By World Israel News Staff
Negotiations between Prime Minister Benjamin Netanyahu’s Likud party and the Blue and White faction, headed by MK Benny Gantz, were taking place on Friday in the wake of President Reuven Rivlin’s nod earlier this week to Netanyahu to try to form a new governing majority in parliament following the September 17 election.
In consultations held by Rivlin, a slightly larger number of MKs in the new parliament recommended Netanyahu for prime minister than the number supporting Gantz. However, Netanyahu did not receive majority backing.
Therefore, the effort to form a unity government of the Likud joined by Blue and White has been at the center of the political agenda. Blue and White earned 33 seats, one more than the Likud’s 32 mandates, in the 120-member parliament in the divisive results.
Instead of needing the support of a number of smaller factions to garner a parliamentary majority, the Likud would already have a coalition of more than half of parliament with Blue and White alone.

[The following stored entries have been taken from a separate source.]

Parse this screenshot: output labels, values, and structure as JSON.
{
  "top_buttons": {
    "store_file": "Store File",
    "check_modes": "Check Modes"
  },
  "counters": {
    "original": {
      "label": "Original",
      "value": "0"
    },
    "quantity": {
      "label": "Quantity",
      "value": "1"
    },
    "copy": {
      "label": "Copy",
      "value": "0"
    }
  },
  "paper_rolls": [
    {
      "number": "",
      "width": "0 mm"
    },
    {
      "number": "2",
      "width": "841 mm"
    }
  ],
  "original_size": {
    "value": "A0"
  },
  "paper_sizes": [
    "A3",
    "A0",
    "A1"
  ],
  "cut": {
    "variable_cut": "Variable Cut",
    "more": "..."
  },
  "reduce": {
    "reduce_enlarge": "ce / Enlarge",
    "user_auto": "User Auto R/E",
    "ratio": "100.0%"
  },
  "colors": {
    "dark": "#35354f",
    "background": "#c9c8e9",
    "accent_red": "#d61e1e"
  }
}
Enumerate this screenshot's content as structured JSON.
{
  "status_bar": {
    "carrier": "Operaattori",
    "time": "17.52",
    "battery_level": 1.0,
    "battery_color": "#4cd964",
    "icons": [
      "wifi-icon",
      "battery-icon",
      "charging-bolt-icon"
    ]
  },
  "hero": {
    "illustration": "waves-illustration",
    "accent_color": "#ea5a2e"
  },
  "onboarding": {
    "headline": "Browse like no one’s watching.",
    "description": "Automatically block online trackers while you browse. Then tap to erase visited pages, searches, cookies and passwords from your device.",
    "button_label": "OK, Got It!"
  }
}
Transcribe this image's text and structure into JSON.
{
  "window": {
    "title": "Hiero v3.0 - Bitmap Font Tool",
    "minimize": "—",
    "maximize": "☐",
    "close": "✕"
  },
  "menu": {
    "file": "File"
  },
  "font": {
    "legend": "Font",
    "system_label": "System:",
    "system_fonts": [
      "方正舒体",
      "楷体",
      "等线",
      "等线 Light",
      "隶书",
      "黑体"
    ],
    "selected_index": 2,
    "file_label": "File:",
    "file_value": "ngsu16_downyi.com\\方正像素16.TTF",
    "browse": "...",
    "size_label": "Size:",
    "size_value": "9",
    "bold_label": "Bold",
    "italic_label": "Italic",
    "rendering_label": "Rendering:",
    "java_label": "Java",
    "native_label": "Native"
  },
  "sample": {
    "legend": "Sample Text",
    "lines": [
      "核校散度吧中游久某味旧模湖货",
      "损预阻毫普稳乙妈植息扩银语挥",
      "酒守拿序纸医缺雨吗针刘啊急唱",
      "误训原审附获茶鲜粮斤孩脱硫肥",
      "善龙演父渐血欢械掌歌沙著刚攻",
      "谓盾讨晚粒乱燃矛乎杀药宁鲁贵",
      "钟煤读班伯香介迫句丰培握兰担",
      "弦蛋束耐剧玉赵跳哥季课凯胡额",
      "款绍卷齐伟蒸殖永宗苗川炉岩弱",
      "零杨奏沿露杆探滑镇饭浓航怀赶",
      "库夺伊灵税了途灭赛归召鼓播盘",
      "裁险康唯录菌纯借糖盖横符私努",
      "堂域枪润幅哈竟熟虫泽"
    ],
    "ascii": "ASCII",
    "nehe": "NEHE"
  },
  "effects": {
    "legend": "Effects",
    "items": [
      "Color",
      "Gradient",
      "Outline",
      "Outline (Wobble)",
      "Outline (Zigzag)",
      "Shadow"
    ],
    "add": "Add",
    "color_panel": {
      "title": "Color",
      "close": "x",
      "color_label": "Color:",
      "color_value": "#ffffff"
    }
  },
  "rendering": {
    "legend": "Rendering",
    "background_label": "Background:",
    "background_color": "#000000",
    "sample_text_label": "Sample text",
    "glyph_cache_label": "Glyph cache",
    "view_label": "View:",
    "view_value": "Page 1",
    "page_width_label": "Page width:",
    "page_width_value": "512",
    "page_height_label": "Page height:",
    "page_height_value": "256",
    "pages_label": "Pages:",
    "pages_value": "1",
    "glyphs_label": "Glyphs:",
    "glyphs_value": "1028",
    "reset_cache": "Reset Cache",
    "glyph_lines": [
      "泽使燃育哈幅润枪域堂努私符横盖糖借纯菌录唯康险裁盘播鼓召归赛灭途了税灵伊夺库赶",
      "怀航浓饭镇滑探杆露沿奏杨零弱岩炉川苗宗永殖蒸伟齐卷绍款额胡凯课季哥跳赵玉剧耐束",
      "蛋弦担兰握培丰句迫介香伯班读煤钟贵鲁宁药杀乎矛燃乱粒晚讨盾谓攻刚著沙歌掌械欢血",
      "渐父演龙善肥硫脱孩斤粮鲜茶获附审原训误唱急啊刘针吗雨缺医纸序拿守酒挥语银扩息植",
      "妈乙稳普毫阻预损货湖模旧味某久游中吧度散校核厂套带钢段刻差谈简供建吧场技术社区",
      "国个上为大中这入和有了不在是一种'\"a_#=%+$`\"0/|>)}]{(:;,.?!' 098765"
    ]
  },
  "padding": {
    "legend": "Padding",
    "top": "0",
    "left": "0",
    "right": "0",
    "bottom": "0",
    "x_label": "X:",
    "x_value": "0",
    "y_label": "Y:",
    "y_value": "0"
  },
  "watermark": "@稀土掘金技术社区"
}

Perhaps hinting of a tense atmosphere, however, members of the Blue and White team entered Friday’s negotiation without speaking first to reporters.
“We believe that Israel needs a stable government without delay,” said Tourism Minister Yair Levin, the head of the Likud negotiating team.
“The election results require the establishment of a broad-based unity government,” he said.
Friday’s meeting concluded without any breakthrough. The session was said to have lasted some four hours.
Aside from ideological differences between the Likud and Blue and White, the two sides confirmed that they were working on technical stumbling blocks.
Blue and White has stated that it would refuse to sit in a government led by Netanyahu if the prime minister is facing a criminal indictment. A hearing is scheduled for October to determine whether Netanyahu will, in fact, face indictments in three cases of alleged corruption.
Levin says that the Likud is willing to work on the basis of an outline presented by Rivlin that, through legislation, would allow Netanyahu to remain as prime minister if he is indicted – but as incapacitated to allow him to fight his legal battle – with Gantz taking on the position as acting prime minister during this period of time.
Another technical point of contention has been the Likud’s insistence that its traditional right-wing and religious partners from other parties must also be included in the government.
Blue and White counters that such an approach gives the Likud an unfair numerical and ideological advantage in negotiations instead of even-handed talks between the two largest factions in parliament toward agreeing on a centrist agenda serving a cross-section of Israeli society.